J Balvin, Shakira e una Coppa del Mondo...gigante: lo spettacolo della Cerimonia d'Apertura del Mondiale 2026
© Getty Images | Shakira
© Getty Images | Shakira
Gol sbagliati e qualche errore difensivo (espulso Cesar Montes) contro un Sudafrica che ha praticamente rinunciato a giocare
di Enzo Palladini© Getty Images
Unico vero benefit: i tre punti. Il Messico se li prende e li mette da parte, saranno utili per provare ad andare avanti. Il ct Javier Aguirre però avrà da lavorare nel ritiro, perché la prestazione della squadra non è stata di quelle che garantiscono fiducia per il futuro. Una vittoria apparentemente netta, ma in discussione fino a quando i padroni di casa sono rimasti in parità numerica, nonostante una differenza tecnica evidentissima, un atteggiamento tattico colpevolmente passivo dei sudafricani, una serie di errori che aspettavano solo di essere famelicamente addentati e trasformati in gol. Tutto questo è successo solo in parte, con un regalo sfruttato del primo tempo e un'azione ben costruita nel secondo. Il sufficiente per schiacciare il Sudafrica, troppo poco per affrontare altre squadre, soprattutto quando si commettono errori difensivi come quello che nel recupero è costato il cartellino rosso a Cesar Montes.
Una squadra con grandi ambizioni, quella messicana, perché quando si ha alle spalle un popolo innamorato ed esigente come quello dell'Azteca, non ci si può accontentare delle briciole.
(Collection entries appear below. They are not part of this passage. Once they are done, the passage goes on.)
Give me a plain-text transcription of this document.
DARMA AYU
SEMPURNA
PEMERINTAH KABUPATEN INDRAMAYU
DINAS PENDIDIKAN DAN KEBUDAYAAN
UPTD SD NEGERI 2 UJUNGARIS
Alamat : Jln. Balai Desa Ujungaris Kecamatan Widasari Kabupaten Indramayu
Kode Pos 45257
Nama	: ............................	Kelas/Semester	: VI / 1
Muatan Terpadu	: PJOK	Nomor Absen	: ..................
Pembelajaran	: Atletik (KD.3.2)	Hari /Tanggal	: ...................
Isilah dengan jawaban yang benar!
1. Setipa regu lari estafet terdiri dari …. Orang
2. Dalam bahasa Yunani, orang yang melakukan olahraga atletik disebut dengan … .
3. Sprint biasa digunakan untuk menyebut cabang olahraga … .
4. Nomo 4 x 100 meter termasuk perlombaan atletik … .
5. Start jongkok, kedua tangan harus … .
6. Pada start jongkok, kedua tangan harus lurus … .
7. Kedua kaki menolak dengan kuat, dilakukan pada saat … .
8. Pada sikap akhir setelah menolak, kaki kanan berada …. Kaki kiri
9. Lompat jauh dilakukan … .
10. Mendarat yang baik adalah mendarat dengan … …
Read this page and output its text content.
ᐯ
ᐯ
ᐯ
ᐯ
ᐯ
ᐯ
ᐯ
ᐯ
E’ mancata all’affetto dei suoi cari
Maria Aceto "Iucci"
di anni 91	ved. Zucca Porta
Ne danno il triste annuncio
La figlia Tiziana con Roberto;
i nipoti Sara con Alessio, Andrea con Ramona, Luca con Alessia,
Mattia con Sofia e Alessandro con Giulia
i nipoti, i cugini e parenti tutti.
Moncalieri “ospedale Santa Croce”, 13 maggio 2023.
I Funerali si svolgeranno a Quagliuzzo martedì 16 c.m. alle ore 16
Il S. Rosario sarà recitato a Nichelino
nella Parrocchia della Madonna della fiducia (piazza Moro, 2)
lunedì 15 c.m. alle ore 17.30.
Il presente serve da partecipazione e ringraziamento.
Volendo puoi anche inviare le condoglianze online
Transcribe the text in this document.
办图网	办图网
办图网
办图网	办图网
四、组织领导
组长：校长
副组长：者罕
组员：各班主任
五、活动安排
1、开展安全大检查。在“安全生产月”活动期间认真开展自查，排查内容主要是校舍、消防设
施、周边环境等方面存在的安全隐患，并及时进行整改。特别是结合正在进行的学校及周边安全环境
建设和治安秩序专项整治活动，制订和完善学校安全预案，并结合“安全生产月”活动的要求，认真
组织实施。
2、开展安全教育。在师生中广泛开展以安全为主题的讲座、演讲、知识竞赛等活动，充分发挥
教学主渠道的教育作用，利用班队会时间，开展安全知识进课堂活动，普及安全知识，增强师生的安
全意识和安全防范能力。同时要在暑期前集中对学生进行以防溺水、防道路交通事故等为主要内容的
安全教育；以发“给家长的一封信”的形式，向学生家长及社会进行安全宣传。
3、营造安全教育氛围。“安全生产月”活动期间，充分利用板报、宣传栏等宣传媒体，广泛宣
Una spinta che ha portato la squadra di casa a sgabbiare rabbiosamente nei primi minuti, fatti di riaggressioni continue e di assalti coordinati, Una manciata di minuti, una decina, il tempo di passare in vantaggio con Quinones sfruttando l'ennesima palla riconquistata in zona d'attacco. Un po' poco quei dieci minuti di calcio moderno per una squadra che gioca in casa e che vorrebbe scrivere un pezzo di storia. Anche perché i giocatori sono abituati a giocare in altura, la temperatura non era di quelle insopportabile, l'avversaria non poteva vantare la fama di irresistibile.
Già, perché poi nel calcio ci sono anche gli avversari e il Sudafrica la parte l'ha recitata con qualche incertezza interpretativa. Schierati con una linea difensiva a cinque che non si vedeva da un pezzo nelle grandi manifestazioni internazionali, i Bafana Bafana non sono stati in grado di nascondere pesantissime lacune nella costruzione dal basso, qualche volta preda dei messicani e spesso convertita in un insulso lancione da dietro. Nati per soffrire, sono andati incontro al loro destino di sofferenza quasi con rassegnazione, provando di tanto in tanto a tirare su la testa, rallegrandosi per un tiro di Quinones che si è stampato sul palo.
Dilapidare opportunità è un esercizio che il Messico svolge con troppa disinvoltura, anche in apertura di secondo tempo quando il portiere Williams ha regalato un altro pallone sanguinoso che poteva essere sfruttato meglio. Dieci tiri verso la porta del primo tempo, un'occasione istantanea nella ripresa. Un gol. Eppure il Sudafrica sembra mettercela tutta per dare una mano ai padroni di casa, rimane anche in dieci per l'ennesima ragazzata difensiva, culminata nel fallo da ultimo uomo con conseguente espulsione di Sithole.
Alla fine, il Messico ha deciso di accettare i regali degli avversari. In superiorità numerica e con il dominio totale del campo, ha finalmente messo al sicuro il risultato grazie a un piccolo paradosso. Ha segnato di testa il trentacinquenne Raul Jmenez, centravanti del Fulham, subito dopo l'ingresso in campo di Gilberto Mora, il diciassettenne che tutto il Paese voleva veder debuttare. Gli ultimi venti minuti sono diventati una terra di nessuno, con i sudafricani arroccati a limitare i danni lasciandosi andare a qualche fallo di frustrazione. Con l'aggravante dell'espulsione di Zwane. Ma nel nulla di questo Sudafrica parecchia responsabilità ce l'ha il ct belga Hugo Broos. Si è consegnato mani e piedi ai padroni di casa, che non aspettavano altro e che ne hanno approfittato solo in parte.